Damga Vergisine Tabi Kağıtların Tüm Nüshalarından Alınacak Vergi Kanunda Belirtilen Azami Haddi Aşamaz

T.C.

DANIŞTAY

DOKUZUNCU DAİRE

Esas   : 2013/1941

Karar   : 2016/505

Tarih   : 17.02.2016

DAMGA VERGİSİ

AZAMİ HAD

NÜSHALARIN VERGİLENDİRİLMESİ

( 488 s.

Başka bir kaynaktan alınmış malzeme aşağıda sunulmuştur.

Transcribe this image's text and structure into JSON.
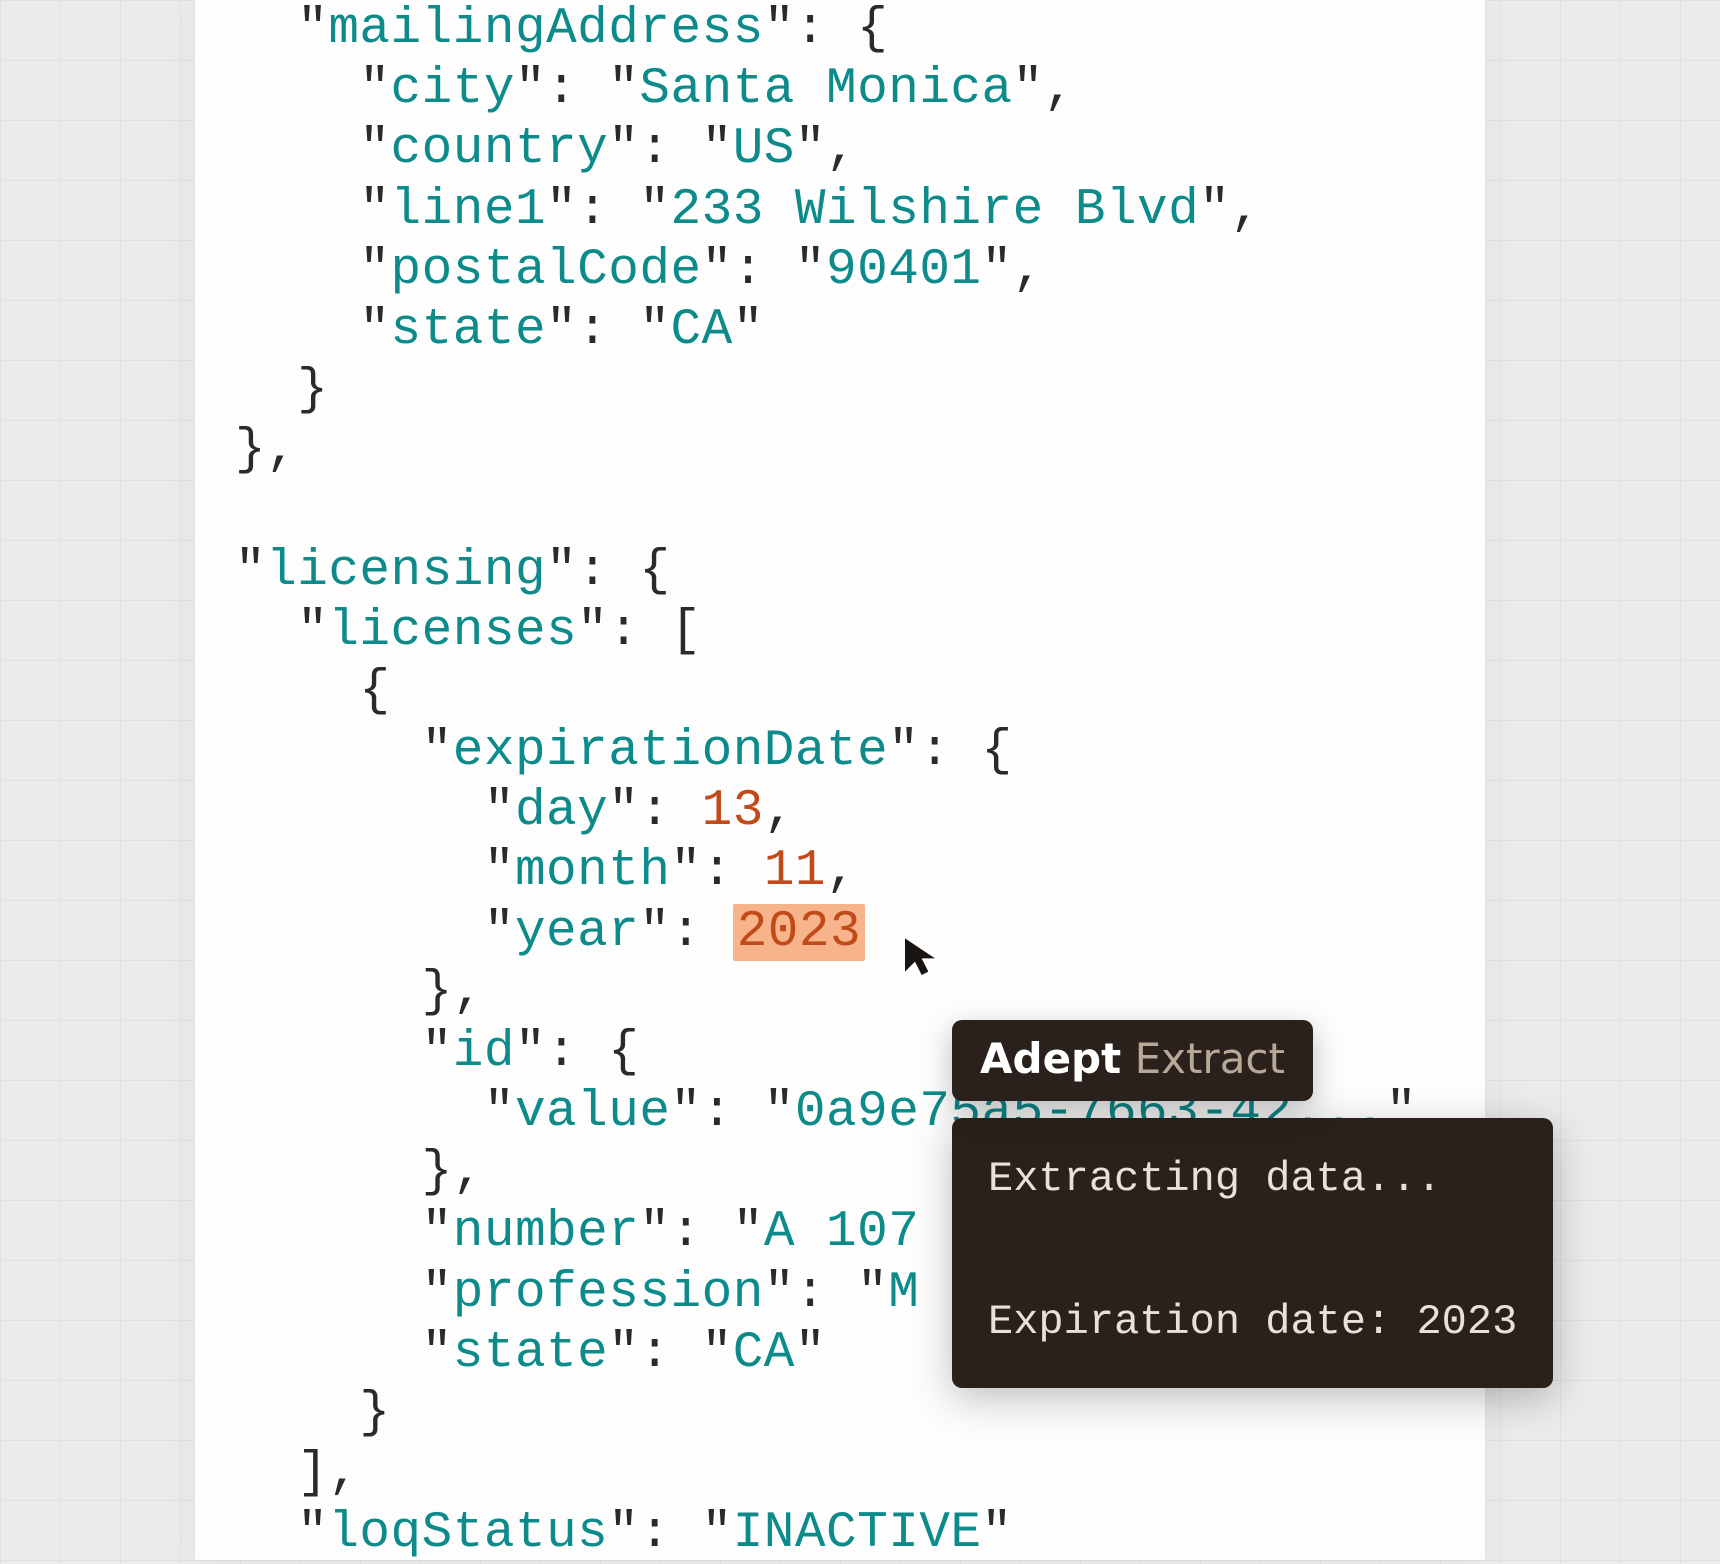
{
  "code": {
    "mailingAddress": {
      "label": "mailingAddress",
      "city": {
        "key": "city",
        "value": "Santa Monica"
      },
      "country": {
        "key": "country",
        "value": "US"
      },
      "line1": {
        "key": "line1",
        "value": "233 Wilshire Blvd"
      },
      "postalCode": {
        "key": "postalCode",
        "value": "90401"
      },
      "state": {
        "key": "state",
        "value": "CA"
      }
    },
    "licensing": {
      "label": "licensing",
      "licenses": {
        "label": "licenses"
      },
      "expirationDate": {
        "label": "expirationDate",
        "day": {
          "key": "day",
          "value": "13"
        },
        "month": {
          "key": "month",
          "value": "11"
        },
        "year": {
          "key": "year",
          "value": "2023"
        }
      },
      "id": {
        "label": "id",
        "value": {
          "key": "value",
          "value": "0a9e75a5-7663-42..."
        }
      },
      "number": {
        "key": "number",
        "value": "A 107"
      },
      "profession": {
        "key": "profession",
        "value": "M"
      },
      "state": {
        "key": "state",
        "value": "CA"
      },
      "loqStatus": {
        "key": "loqStatus",
        "value": "INACTIVE"
      }
    }
  },
  "tooltip": {
    "brand": "Adept",
    "mode": "Extract",
    "line1": "Extracting data...",
    "line2": "Expiration date: 2023"
  },
  "colors": {
    "key_string": "#0d8b8b",
    "number": "#c14a1a",
    "highlight": "#f7b38a",
    "tooltip_bg": "#2a211c"
  }
}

Damga Vergisi K m. 5 ,14 )

( 2577 s. İYUK m. 17 )

ÖZET

Damga vergisine tabi kağıtların tüm nüshalarında alınacak verginin Damga Vergisi Kanunu'nun 14.Maddesi'nde belirtilen azami haddi aşamayacağı hakkında.

İstemin Özeti: Davacı bankanın ihtirazi kayıtla ödediği 2011/Temmuz dönemine ilişkin damga vergisinin

625.691,70 TL'lik kısmının yasal faizi ile birlikte iadesi istemiyle açılan davayı reddeden İstanbul 3. Vergi Mahkemesi'nin 20.04.2012 tarih ve E:2011/1745, K:2012/1027 sayılı kararının; dilekçede ileri sürülen sebeplerle bozulması istenilmektedir.

Cevabın Özeti: Yasal dayanaktan yoksun olan temyiz isteminin reddi gerektiği yolundadır.

Tetkik Hakiminin Düşüncesi: 488 sayılı Damga Vergisi Kanununun 5'inci maddesi ile 14'üncü maddesi birlikte değerlendirildiğinde; damga vergisine tabi kağıtların her nüshasının diğerinden ayrı olarak vergilendirileceği; ancak, tüm nüshalar için hesaplanan toplam verginin, 14'üncü maddede yazılı azami haddi aşamayacağı sonucuna ulaşıldığından aksi yönde verilen vergi mahkemesi kararının bozulması gerekeceği düşünülmektedir.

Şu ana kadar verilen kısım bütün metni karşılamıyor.